In Yaiguaje the plaintiffs’ claim is against Chevron Corporation, the judgment debtor. The plaintiffs argue that Chevron Canada is an asset of Chevron Corporation. If the plaintiffs were to be successful in their claim to levy execution on the assets of the judgment debtor, they would simply seize the shares of Chevron Canada as an asset of Chevron Corporation. Those shares could then be sold to satisfy the judgment the plaintiffs had obtained against Chevron Corporation. In essence, the litigation is no more complicated than a claim to seize from a judgment debtor some shares it owns indirectly — through several layers of subsidiaries. The separate personality of Chevron Canada has no more to do with the case than the existence of two separate properties has to do with a claim of a judgment creditor to levy execution on both of them.
It is obvious that Hainey J. simply misunderstood the nature of the plaintiffs’ claim and the relation of Chevron Canada to Chevron Corporation. He said, for example:
Chevron Canada is not an asset of Chevron. It is a separate legal person.
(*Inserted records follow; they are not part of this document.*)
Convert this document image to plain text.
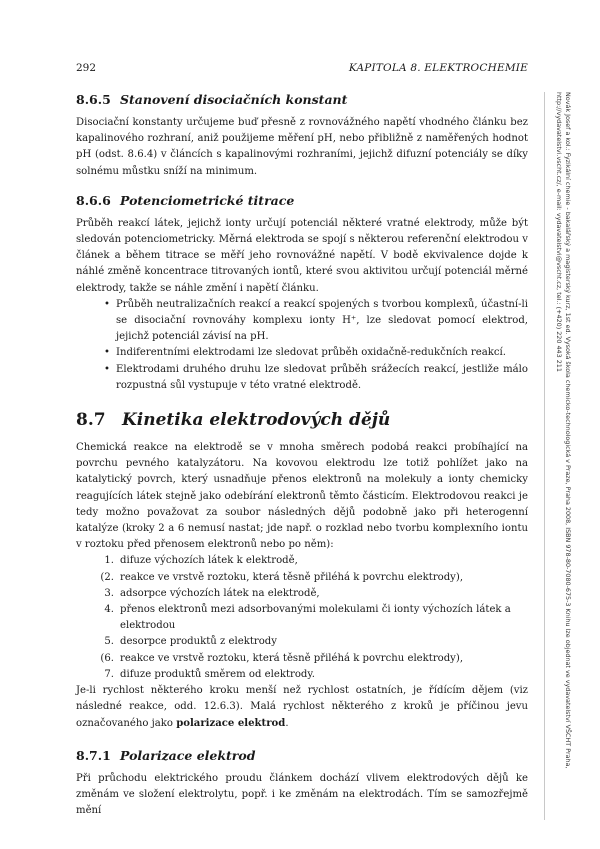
292	KAPITOLA 8. ELEKTROCHEMIE
8.6.5 Stanovení disociačních konstant

Disociační konstanty určujeme buď přesně z rovnovážného napětí vhodného článku bez kapalinového rozhraní, aniž použijeme měření pH, nebo přibližně z naměřených hodnot pH (odst. 8.6.4) v článcích s kapalinovými rozhraními, jejichž difuzní potenciály se díky solnému můstku sníží na minimum.

8.6.6 Potenciometrické titrace

Průběh reakcí látek, jejichž ionty určují potenciál některé vratné elektrody, může být sledován potenciometricky. Měrná elektroda se spojí s některou referenční elektrodou v článek a během titrace se měří jeho rovnovážné napětí. V bodě ekvivalence dojde k náhlé změně koncentrace titrovaných iontů, které svou aktivitou určují potenciál měrné elektrody, takže se náhle změní i napětí článku.

• Průběh neutralizačních reakcí a reakcí spojených s tvorbou komplexů, účastní-li se disociační rovnováhy komplexu ionty H⁺, lze sledovat pomocí elektrod, jejichž potenciál závisí na pH.
• Indiferentními elektrodami lze sledovat průběh oxidačně-redukčních reakcí.
• Elektrodami druhého druhu lze sledovat průběh srážecích reakcí, jestliže málo rozpustná sůl vystupuje v této vratné elektrodě.
8.7 Kinetika elektrodových dějů

Chemická reakce na elektrodě se v mnoha směrech podobá reakci probíhající na povrchu pevného katalyzátoru. Na kovovou elektrodu lze totiž pohlížet jako na katalytický povrch, který usnadňuje přenos elektronů na molekuly a ionty chemicky reagujících látek stejně jako odebírání elektronů těmto částicím. Elektrodovou reakci je tedy možno považovat za soubor následných dějů podobně jako při heterogenní katalýze (kroky 2 a 6 nemusí nastat; jde např. o rozklad nebo tvorbu komplexního iontu v roztoku před přenosem elektronů nebo po něm):

1. difuze výchozích látek k elektrodě,
(2. reakce ve vrstvě roztoku, která těsně přiléhá k povrchu elektrody),
3. adsorpce výchozích látek na elektrodě,
4. přenos elektronů mezi adsorbovanými molekulami či ionty výchozích látek a elektrodou
5. desorpce produktů z elektrody
(6. reakce ve vrstvě roztoku, která těsně přiléhá k povrchu elektrody),
7. difuze produktů směrem od elektrody.

Je-li rychlost některého kroku menší než rychlost ostatních, je řídícím dějem (viz následné reakce, odd. 12.6.3). Malá rychlost některého z kroků je příčinou jevu označovaného jako polarizace elektrod.

8.7.1 Polarizace elektrod

Při průchodu elektrického proudu článkem dochází vlivem elektrodových dějů ke změnám ve složení elektrolytu, popř. i ke změnám na elektrodách. Tím se samozřejmě mění

Novák Josef a kol.: Fyzikální chemie - bakalářský a magisterský kurz, 1st ed. Vysoká škola chemicko-technologická v Praze, Praha 2008, ISBN 978-80-7080-675-3 Knihu lze objednat ve vydavatelství VŠCHT Praha, http://vydavatelstvi.vscht.cz/, e-mail: vydavatelstvi@vscht.cz, tel.: (+420) 220 443 211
It is not an asset of any other person including its own parent, CCCC. The Supreme Court of Canada confirmed this in BCE Inc. v. 1976 Debentureholders, where the court stated, “While the corporation is ongoing, shares confer no right to its underlying assets.”
The Execution Act, which is a procedural statute, does not create any rights in property but merely provides for the seizure and sale of property in which a judgment-debtor already has a right or interest. It does not establish a cause of action against Chevron Canada. Chevron Canada is not the judgment-debtor under the Ecuadorian judgment and, therefore, the Execution Act does not apply to it with respect to that judgment. The Execution Act does not give Chevron any right or interest, equitable or otherwise, in the shares or assets of Chevron Canada.
The plaintiffs did not argue that Chevron Canada is a judgment debtor, only that its shares are an exigible asset of Chevron Corporation. It is this simple point that the judge did not understand. The first sentence of para. 36 is simply wrong.
The argument that the plaintiffs can seize the shares of Chevron Canada is not free from difficulty because the “tracing” of the asset of Chevron Corporation into the shares of Chevron Canada has to pass through several levels of the corporate structure and, I assume, many of those intervening subsidiaries are not subject to the power of an Ontario court. This point is the only interesting one on corporate law engaged by the litigation. It would greatly help to understand the litigation and its significance for corporate law if the problem of tracing corporate assets were correctly analyzed.